A prominent workers’ union representing the interests of security guards in the country has quashed the K500, 000 compensation awarded to two G4S employees injured while on duty, describing the monetary compensation as a “pittance”.
The Textile Garments, Leather and Security Services Workers Union (TGLSSWU) says the gesture to give K544, 008.35 to Cosmas Harawa and Benson Phiri reflected the little regard employers accord security workers in Malawi, yet guards were in an occupational risk that put their lives on the line everyday.
MacDonald Chuma, TGLSSWU deputy General Secretary, said on Tuesday the money was barely enough to enable the two employees live a better life, since they could not discharge their normal duties as was rightly observed during the presentation ceremony by G4S Managing Director Basie Loubser.
Loubser said during presentation of cheques to the two employees the compensation package was meant to “enable them live a better life since they cannot discharge their normal duties”, a statement the security workers union say is merely a smoke-screen since K544, 008.35 is not even “enough to buy a second-hand minibus”.
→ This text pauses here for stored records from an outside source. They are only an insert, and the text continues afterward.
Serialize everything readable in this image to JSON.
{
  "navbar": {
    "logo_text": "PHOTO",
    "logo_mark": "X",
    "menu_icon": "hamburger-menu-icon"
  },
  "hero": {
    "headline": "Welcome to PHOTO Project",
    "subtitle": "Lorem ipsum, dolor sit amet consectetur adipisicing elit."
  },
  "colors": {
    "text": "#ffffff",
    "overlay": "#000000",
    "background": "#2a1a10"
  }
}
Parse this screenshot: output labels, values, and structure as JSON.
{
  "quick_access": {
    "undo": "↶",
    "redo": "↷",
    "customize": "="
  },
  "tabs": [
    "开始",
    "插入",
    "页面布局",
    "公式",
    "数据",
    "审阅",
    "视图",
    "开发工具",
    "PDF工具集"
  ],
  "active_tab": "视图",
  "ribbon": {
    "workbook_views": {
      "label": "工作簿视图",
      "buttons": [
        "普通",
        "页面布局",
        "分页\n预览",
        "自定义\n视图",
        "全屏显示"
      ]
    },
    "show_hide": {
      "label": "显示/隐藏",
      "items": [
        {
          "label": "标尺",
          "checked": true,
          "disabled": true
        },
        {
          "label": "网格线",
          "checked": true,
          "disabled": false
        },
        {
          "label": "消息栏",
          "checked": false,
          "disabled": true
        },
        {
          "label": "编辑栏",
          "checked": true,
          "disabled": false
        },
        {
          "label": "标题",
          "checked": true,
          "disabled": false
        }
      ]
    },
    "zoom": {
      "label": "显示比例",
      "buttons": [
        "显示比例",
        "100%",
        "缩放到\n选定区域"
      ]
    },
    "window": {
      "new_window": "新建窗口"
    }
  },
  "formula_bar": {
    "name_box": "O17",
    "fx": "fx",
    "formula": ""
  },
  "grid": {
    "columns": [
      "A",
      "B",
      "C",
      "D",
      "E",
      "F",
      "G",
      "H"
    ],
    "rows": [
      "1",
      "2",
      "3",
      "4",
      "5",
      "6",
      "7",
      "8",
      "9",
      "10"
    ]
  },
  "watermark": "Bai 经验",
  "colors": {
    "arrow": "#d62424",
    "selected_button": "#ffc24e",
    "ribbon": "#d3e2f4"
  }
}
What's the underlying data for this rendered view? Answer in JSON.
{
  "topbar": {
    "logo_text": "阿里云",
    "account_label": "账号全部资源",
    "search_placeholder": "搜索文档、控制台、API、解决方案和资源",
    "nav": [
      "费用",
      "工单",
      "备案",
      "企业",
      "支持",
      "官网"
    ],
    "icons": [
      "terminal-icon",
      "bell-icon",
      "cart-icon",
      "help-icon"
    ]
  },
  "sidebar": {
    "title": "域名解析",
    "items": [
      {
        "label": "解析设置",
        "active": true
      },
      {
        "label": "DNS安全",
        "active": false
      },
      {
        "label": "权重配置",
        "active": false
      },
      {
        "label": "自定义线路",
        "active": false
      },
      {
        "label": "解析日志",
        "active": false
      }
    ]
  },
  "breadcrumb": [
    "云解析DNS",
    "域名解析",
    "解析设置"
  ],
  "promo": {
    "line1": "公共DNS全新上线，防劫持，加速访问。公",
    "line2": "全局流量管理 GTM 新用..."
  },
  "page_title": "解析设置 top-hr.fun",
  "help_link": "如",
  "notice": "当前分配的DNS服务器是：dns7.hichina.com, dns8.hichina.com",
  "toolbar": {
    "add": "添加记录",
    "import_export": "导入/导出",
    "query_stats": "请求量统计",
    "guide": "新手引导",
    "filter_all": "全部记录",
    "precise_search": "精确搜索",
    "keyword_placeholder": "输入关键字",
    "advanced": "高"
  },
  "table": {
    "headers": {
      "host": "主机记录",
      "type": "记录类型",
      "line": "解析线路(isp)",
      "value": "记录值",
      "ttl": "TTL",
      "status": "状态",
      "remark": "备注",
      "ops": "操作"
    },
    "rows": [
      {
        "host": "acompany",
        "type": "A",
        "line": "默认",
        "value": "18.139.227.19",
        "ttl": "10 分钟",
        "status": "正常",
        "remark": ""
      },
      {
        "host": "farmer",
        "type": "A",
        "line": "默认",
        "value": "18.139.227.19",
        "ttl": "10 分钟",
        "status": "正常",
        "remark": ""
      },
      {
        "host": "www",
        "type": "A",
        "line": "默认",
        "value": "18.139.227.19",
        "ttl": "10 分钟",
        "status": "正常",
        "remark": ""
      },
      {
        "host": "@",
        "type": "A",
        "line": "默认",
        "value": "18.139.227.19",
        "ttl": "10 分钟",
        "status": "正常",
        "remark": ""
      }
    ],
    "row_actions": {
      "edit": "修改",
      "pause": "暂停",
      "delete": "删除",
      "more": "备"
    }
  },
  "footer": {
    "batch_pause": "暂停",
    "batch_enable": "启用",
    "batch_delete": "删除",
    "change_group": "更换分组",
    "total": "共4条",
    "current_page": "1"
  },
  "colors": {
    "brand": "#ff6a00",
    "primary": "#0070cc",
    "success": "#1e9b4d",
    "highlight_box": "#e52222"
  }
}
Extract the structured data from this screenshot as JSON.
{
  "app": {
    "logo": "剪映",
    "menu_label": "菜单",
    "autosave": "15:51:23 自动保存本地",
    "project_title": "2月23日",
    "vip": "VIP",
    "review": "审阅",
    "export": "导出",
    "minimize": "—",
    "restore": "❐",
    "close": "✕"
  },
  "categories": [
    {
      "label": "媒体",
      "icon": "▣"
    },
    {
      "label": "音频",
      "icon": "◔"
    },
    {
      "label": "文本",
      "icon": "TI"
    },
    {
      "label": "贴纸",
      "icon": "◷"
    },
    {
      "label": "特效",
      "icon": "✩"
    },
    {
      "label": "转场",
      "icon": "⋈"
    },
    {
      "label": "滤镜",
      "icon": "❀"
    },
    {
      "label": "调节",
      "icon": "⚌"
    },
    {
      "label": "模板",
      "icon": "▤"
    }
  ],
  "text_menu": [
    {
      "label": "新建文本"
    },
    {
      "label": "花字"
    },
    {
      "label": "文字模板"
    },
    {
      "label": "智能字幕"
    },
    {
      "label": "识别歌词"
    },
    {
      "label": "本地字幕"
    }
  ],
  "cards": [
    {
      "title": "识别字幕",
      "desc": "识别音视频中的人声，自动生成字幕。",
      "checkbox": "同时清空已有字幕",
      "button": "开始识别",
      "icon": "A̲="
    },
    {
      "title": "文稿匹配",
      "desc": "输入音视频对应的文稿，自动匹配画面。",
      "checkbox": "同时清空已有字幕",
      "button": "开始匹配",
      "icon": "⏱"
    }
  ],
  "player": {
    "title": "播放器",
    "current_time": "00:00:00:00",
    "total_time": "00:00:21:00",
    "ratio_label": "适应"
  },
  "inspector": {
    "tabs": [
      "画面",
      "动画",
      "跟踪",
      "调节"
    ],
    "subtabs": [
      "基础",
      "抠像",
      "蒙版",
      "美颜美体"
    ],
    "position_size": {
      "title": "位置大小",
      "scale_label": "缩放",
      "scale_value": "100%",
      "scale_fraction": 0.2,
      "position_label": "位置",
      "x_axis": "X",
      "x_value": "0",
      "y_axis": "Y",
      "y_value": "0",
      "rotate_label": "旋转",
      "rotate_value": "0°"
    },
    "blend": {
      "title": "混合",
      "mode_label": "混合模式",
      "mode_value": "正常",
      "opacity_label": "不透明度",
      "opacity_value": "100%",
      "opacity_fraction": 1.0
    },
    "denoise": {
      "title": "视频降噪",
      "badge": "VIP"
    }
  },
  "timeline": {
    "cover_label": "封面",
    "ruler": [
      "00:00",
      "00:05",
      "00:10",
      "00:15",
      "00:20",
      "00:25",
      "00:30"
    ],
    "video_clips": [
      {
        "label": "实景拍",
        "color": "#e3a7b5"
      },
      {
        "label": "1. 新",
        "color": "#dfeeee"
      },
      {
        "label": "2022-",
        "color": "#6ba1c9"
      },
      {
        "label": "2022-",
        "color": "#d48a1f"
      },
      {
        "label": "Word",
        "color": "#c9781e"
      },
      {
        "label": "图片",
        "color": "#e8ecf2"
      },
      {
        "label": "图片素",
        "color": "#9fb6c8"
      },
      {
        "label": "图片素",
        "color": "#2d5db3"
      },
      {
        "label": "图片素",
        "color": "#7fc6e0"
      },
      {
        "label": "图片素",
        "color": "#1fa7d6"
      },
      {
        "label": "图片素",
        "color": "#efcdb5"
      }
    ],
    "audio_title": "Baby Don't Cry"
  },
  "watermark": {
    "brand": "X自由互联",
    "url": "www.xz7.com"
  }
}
Harawa, who was a dog handler, got injured on December 1, 2007 when armed robbers stormed Mbayani Filling Station, where he was on duty, and shot him on both thighs. Phiri lost his right eye and suffered serious injuries to his right leg when robbers attacked him while guarding at Dyson Kamkwatira’s residence in Chileka, on August 27 last year.
“We feel it is a mockery to these people and their families because they will never be able to discharge their duties normally again, and that puts a strain on their family. In fact, giving the two administrative duties should not be the reason they have received a pittance like K544, 008.35 because we have information from GMB, the union that represents G4S workers in the United Kingdom, that guards there receive much more than this,” said Chuma.
He added that it was hard to understand the reason Malawian guards were being given “below-par compensation” yet their colleagues working for the same company elsewhere were entitled to better compensation packages.
The move to compensate Harawa and Phiri is part of a newly-introduced Employee Trust Fund set aside by G4S in the UK to compensate workers injured while on duty. On June 3 this year, the G4S Cash Services and the GMB Union announced to Members of Parliament in Westminster the launch of a fund aimed at providing financial assistance to employees who suffer serious injury as a result of criminal attacks at work.
The fund, named The Criminal Attack Fund, awards workers based on the effect of an injury on the employee and is fully financed by contributions made by both the company and its employees, according to Chuma.
G4S Chief Executive Officer for Cash Services, Ian Nisbet, was quoted last month as saying the fund would go a long way in acting as a safety net for G4S workers, adding while the company was striving to reduce the number of attacks on guards, their safety and welfare came first in cases of attack.
Even GMB Union National Officer, Gary Smith, welcomed the development but warned that compensation should apply equally to all G4S workers world wide, a point Chuma said seemed to be overlooked in the Malawi scenario.
Said Chuma:“But that is not our only worry, the other problem is that it is only two employees who have been compensated yet we have records of more than 15 security guards who have been seriously injured in the course of duty but are yet to be compensated.”
He urged other security companies, however, to emulate the G4S gesture. Chuma also said companies should design their compensation packages in such a way that, after calculations, it should be 100 times more than the salary for security workers to be dedicated.
The Compensation Act we have now, he said, is outdated and should be reviewed. The TGLSSWU accused the Malawi Law Commission on the Review of the Constitution of frustrating security workers efforts in the quest for favourable conditions of service.
Security workers are some of the lowest paid workers in Malawi, receiving U$D23 on average, he added.